Le regole “basic” prevedono:
– luce soffusa e calda corrisponde a una sensazione di rilassamento
– luce diretta e bianca corrisponde invece a un effetto euforizzante

 

Come funziona in cucina?

LUCE NATURALE:
inutile dire che la luce naturale è il miglior rigenerante per il corpo. Per questo è importante scegliere per bene il tendaggio e accessori di chiusura delle imposte in modo che non ostruiscano il passaggio dei raggi solari. Già le prime luci del mattino sono fondamentali per una sensazione di benessere.


LUCE ARTIFICIALE:
REGOLA N°1: Scegliete una luce diffusa per un’illuminazione generale, il top sarebbe una lampada o un lampadario con una lampadina da 35 Watt per metro quadrato.
REGOLA N°2: ogni angolo della cucina ha bisogno di una illuminazione precisa, in base alle attività che vi si svolgono.

  • ISOLA
    soprattutto se viene utilizzata per preparare le pietanze, la soluzione migliore è quella di optare per una o più lampade a sospensione che assicura una piacevole atmosfera ma con una luce concentrata.
  • ZONA COTTURA
    La zona cottura, per la regola che sarebbe bene non cucinare come talpe nelle proprie tane, deve essere BEN illuminata.
    E sempre per la regola che è meglio non scambiare, in nessun caso, il sale con lo zucchero.
    Le lampadine più adatte alla zona cottura sono a luce forte concentrata (100/125 Watt).
  •  PIANI DI LAVORO

    Per evitare di amputarsi qualche dito nel ⋅giàpersoinpartenza⋅ tentativo di emulare i grandi chef nel triturare le verdure, anche qui è consigliabile una bella luce forte e concentrata sui 100/125 watt

  • LAVELLO

    Per il lavello come per i piani cottura e di lavoro, una delle migliori soluzioni è rappresentata dall’utilizzo di speciali barre con led incorporati. Le più recenti sono inoltre resistenti sia all’acqua che al calore, per cui le consiglio anche ai più maldestri e sono anche molto facili da montare!

  • TAVOLO DA PRANZO
    il tavolo è il luogo della convivialitá, è sinonimo di raccolta e di condivisione delle proprie vicende a fine giornata.
    L’illuminazione più adatta è sicuramente un bel lampadario a sospensione, posto a circa 70 cm dal piano della tavola.
    Il tutto corredato di una rilassante luce gialla soffusa di circa 60 watt.

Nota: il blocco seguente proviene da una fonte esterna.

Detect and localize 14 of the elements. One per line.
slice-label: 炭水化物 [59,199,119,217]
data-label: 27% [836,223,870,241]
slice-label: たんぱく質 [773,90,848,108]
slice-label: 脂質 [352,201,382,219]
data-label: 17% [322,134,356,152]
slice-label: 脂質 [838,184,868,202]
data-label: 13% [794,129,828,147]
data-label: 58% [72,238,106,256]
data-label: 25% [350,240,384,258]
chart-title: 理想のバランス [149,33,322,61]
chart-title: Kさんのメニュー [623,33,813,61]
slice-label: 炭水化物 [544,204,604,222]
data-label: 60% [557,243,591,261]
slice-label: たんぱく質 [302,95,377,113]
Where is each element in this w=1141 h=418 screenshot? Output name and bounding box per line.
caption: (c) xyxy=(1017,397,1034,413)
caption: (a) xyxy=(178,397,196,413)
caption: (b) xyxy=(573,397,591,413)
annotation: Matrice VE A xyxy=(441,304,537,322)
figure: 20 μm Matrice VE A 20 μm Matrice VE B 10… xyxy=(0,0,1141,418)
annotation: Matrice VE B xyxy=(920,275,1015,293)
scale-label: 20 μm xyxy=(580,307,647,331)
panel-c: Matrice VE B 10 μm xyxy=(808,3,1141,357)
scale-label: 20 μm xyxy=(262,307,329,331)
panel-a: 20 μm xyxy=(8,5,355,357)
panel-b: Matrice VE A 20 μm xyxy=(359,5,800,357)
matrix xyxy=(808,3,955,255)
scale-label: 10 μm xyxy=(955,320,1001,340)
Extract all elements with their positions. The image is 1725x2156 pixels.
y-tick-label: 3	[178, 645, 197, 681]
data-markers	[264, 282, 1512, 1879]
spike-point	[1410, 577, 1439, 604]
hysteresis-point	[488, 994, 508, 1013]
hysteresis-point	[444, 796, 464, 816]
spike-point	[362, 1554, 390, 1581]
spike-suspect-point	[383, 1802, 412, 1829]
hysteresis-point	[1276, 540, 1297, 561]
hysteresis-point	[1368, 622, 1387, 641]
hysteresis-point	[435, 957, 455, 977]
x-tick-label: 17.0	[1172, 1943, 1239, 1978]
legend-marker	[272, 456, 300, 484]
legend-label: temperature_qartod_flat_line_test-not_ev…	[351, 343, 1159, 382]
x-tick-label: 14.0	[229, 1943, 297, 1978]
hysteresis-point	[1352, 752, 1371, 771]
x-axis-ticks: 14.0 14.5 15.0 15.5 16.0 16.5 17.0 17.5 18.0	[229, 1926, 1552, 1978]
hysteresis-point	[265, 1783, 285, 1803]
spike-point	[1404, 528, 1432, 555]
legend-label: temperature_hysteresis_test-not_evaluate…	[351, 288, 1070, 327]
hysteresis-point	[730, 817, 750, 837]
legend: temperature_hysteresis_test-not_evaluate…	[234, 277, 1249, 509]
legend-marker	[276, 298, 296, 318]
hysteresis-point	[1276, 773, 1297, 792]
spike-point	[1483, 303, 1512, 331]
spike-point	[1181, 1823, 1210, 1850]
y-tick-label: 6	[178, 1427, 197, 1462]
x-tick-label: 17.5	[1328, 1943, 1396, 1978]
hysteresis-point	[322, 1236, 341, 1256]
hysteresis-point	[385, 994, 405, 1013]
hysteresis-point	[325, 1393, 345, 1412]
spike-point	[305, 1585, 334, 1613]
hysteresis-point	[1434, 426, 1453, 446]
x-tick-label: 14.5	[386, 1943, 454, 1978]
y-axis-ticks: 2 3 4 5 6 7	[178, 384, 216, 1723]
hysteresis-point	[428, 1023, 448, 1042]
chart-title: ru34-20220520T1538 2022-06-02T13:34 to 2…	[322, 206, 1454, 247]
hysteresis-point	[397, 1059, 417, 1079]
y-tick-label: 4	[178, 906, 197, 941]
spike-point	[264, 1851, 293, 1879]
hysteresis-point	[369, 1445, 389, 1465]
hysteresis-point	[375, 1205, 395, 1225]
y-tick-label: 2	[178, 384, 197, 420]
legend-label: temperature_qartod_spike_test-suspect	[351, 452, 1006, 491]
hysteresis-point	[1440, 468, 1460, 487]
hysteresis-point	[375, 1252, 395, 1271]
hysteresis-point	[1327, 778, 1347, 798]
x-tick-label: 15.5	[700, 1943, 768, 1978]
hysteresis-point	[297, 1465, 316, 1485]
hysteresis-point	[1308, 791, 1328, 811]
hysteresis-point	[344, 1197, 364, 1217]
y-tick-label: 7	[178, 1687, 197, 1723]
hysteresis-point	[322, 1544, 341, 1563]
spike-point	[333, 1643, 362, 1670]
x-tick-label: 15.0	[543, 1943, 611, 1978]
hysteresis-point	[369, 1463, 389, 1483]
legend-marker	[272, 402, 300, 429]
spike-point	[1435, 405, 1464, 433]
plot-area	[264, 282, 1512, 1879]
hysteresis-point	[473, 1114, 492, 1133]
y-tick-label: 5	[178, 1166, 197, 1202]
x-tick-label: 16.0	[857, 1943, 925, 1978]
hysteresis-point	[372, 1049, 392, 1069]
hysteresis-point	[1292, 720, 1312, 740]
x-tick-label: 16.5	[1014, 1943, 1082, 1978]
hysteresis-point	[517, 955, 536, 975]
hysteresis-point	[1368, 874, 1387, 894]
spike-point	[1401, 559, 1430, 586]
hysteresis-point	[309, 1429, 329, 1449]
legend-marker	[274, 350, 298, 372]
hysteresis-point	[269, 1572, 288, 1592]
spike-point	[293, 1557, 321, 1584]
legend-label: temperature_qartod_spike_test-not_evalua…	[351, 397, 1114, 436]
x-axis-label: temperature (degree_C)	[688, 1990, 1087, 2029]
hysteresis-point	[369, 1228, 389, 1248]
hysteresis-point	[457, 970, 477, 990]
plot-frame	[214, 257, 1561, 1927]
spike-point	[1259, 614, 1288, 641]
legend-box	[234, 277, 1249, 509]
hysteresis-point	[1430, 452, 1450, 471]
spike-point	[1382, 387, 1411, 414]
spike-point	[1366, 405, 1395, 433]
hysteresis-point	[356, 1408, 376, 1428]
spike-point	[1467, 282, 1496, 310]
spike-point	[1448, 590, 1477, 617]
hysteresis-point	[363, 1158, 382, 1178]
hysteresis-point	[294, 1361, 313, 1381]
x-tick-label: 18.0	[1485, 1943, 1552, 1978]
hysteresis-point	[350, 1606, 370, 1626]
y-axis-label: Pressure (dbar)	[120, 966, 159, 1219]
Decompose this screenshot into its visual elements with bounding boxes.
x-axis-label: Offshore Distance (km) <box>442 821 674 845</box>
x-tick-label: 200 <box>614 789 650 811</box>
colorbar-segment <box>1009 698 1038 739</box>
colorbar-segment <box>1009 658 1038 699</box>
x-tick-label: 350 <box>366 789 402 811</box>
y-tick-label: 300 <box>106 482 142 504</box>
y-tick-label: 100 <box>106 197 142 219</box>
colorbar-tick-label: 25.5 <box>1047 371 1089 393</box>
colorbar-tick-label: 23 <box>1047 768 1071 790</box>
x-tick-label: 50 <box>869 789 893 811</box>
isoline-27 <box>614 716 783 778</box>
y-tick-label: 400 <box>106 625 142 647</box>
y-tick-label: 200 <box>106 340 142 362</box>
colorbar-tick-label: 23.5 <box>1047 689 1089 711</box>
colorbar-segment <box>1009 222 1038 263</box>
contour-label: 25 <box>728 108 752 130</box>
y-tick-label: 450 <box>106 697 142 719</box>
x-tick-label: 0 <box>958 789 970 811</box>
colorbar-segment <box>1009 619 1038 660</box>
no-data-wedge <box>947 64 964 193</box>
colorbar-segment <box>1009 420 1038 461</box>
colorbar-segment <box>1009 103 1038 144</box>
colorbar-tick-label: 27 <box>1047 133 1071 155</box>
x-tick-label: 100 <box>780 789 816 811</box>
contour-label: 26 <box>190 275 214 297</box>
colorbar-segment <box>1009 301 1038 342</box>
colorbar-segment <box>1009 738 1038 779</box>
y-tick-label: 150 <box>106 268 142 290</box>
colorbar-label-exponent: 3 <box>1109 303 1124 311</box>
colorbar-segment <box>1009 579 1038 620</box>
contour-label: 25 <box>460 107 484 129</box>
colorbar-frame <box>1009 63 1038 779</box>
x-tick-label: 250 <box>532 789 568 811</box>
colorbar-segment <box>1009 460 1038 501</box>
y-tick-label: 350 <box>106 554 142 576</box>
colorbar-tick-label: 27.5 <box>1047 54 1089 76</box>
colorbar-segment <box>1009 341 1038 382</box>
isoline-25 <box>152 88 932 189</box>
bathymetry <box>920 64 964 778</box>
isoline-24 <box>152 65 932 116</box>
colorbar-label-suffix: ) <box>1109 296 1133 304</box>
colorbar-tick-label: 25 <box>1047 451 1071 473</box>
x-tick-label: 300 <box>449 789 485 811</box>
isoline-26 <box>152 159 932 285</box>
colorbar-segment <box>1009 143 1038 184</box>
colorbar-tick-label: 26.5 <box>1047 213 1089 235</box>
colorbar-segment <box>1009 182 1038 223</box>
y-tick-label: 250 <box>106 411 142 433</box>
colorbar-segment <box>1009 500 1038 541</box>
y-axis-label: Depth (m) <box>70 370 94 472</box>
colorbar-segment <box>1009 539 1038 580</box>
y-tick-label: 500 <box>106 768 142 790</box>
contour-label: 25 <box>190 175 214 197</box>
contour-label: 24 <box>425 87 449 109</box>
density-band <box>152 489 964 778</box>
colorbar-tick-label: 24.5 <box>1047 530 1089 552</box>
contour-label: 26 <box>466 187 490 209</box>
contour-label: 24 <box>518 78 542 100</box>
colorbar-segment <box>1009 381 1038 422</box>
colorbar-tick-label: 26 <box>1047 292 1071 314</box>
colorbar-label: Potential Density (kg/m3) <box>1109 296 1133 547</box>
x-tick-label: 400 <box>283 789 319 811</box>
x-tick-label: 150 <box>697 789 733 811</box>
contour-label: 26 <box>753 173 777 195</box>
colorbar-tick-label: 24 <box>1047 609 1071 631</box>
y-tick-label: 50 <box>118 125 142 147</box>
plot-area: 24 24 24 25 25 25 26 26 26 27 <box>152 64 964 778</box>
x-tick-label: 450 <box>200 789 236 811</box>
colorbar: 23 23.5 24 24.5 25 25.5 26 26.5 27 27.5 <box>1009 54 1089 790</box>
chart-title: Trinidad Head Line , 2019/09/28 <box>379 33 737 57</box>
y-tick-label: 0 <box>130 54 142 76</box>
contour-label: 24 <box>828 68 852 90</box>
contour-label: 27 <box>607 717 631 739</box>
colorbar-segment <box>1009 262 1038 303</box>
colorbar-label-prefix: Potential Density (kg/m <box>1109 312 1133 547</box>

Per quanto riguarda il tipo di lampadine da scegliere, scegliete sempre di stare dalla parte del pianeta (oltre che della bolletta) e prediligete l’uso di lampadine a risparmio energetico. Soprattutto la scelta del LED, sebbene leggermente meno economica, assicura una durevolezza e un risparmio energetico pari all’85% rispetto alle comuni lampadine a incandescenza.